Intervention de Jean-Pierre Sueur

Réunion du 28 février 2006 à 21h45
Égalité des chances — Vote sur les amendements

Photo de Jean-Pierre SueurJean-Pierre Sueur :

Nous allons faire une nouvelle tentative pour essayer, autant que faire se peut, d'améliorer ce texte.

Il s'agit bien entendu d'un amendement de repli. Mais vous constatez vous-mêmes, mes chers collègues, que, ce qui ne va pas, c'est que la période de précarité dure deux ans. Mme Bariza Khiari vient à juste titre de citer Albert Camus, qui connaissait si bien le langage, le sens des mots, la beauté des phrases, et qui soulignait que c'était finalement faire une injure que de ne pas employer les mots avec le sens qu'ils ont, le sens qu'ils portent dans leur substance même.

À cet égard, parler pour ces deux années de « consolidation », c'est totalement incompréhensible puisque pendant deux ans, tous les jours, on peut se faire renvoyer. Lorsqu'un édifice est plein de fissures, tient à peine debout, est en équilibre instable, il est très difficile de prétendre que l'on est dans la consolidation ! C'est même s'exprimer par antiphrase, parce que ce que vous proposez est le contraire de la consolidation : chaque jour, ce sera la précarité. Ce n'est pas de la consolidation ! Il y a donc un certain cynisme à parler de consolidation.

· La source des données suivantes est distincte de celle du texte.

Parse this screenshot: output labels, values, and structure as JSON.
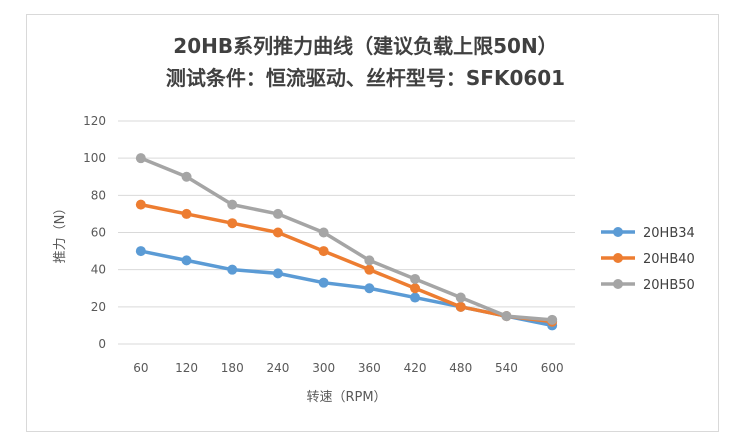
{
  "chart_data": {
    "type": "line",
    "title": "20HB系列推力曲线（建议负载上限50N）",
    "subtitle": "测试条件：恒流驱动、丝杆型号：SFK0601",
    "xlabel": "转速（RPM）",
    "ylabel": "推力（N）",
    "categories": [
      "60",
      "120",
      "180",
      "240",
      "300",
      "360",
      "420",
      "480",
      "540",
      "600"
    ],
    "yticks": [
      "0",
      "20",
      "40",
      "60",
      "80",
      "100",
      "120"
    ],
    "ylim": [
      0,
      120
    ],
    "grid": true,
    "legend_position": "right",
    "series": [
      {
        "name": "20HB34",
        "color": "#5b9bd5",
        "values": [
          50,
          45,
          40,
          38,
          33,
          30,
          25,
          20,
          15,
          10
        ]
      },
      {
        "name": "20HB40",
        "color": "#ed7d31",
        "values": [
          75,
          70,
          65,
          60,
          50,
          40,
          30,
          20,
          15,
          12
        ]
      },
      {
        "name": "20HB50",
        "color": "#a5a5a5",
        "values": [
          100,
          90,
          75,
          70,
          60,
          45,
          35,
          25,
          15,
          13
        ]
      }
    ]
  }
}
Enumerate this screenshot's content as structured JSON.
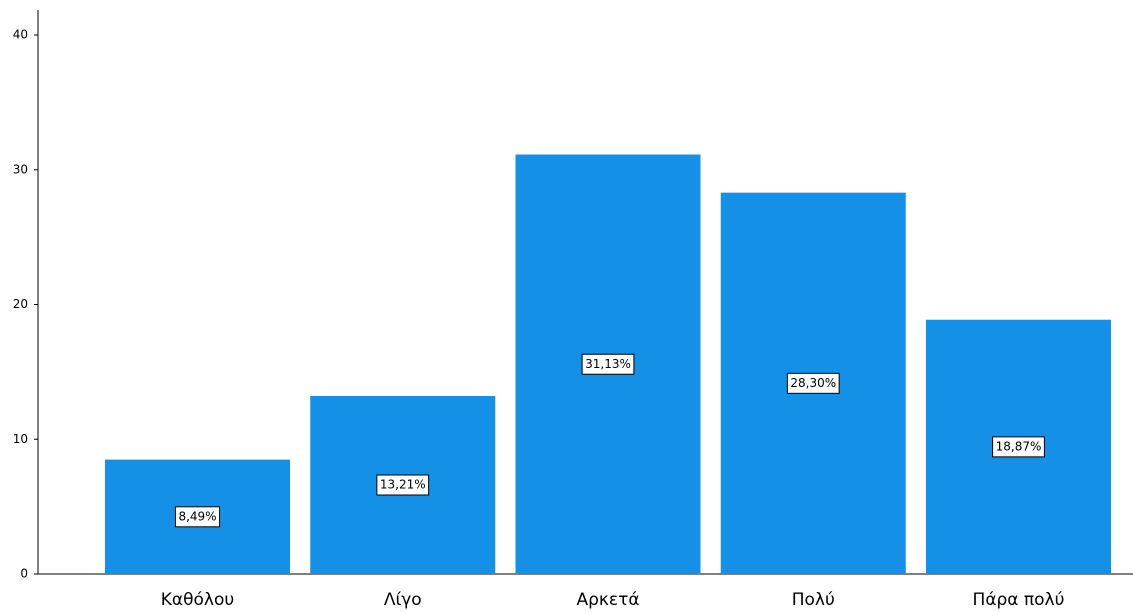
{
  "chart_data": {
    "type": "bar",
    "categories": [
      "Καθόλου",
      "Λίγο",
      "Αρκετά",
      "Πολύ",
      "Πάρα πολύ"
    ],
    "values": [
      8.49,
      13.21,
      31.13,
      28.3,
      18.87
    ],
    "value_labels": [
      "8,49%",
      "13,21%",
      "31,13%",
      "28,30%",
      "18,87%"
    ],
    "color": "#1490e6",
    "ylim": [
      0,
      40
    ],
    "yticks": [
      0,
      10,
      20,
      30,
      40
    ],
    "grid": false
  }
}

Il aurait été beaucoup plus clair de dire qu'à l'issue de ce que l'on aurait qualifié de période d'essai les personnes seraient embauchées dans le cadre d'un contrat à durée indéterminée de droit commun. C'est en fin de compte ce que nous vous proposons de faire, mes chers collègues, plutôt que de constater que l'on peut licencier à tout moment, sans motif et sans cause, pendant deux ans. Certes, ce ne serait pas l'idéal à nos yeux, mais ce serait déjà mieux si la période d'essai était nommée et limitée à deux mois.

À cet égard, j'insiste beaucoup sur la jurisprudence de la Cour de cassation, car je crois, mes chers collègues, que nous devons en tenir le plus grand compte. Or vous savez bien que ce dispositif vous place dans une situation de grande fragilité juridique puisque la Cour a estimé que les périodes d'essai devaient, selon les métiers, être de trois mois, de six mois ou d'un an afin de pouvoir être qualifiées de « raisonnables », par référence à la convention 158 de l'OIT que nous avons si souvent citée. Il est tout à fait clair qu'une durée de deux ans ne relève pas de ce que la Cour pourra qualifier de raisonnable.

Instaurez une période d'essai de deux mois ! Ce ne sera pas l'idéal, mais ce sera mieux que ce que vous avez l'aplomb d'appeler « consolidation » et qui, vous le savez, est le contraire de la consolidation.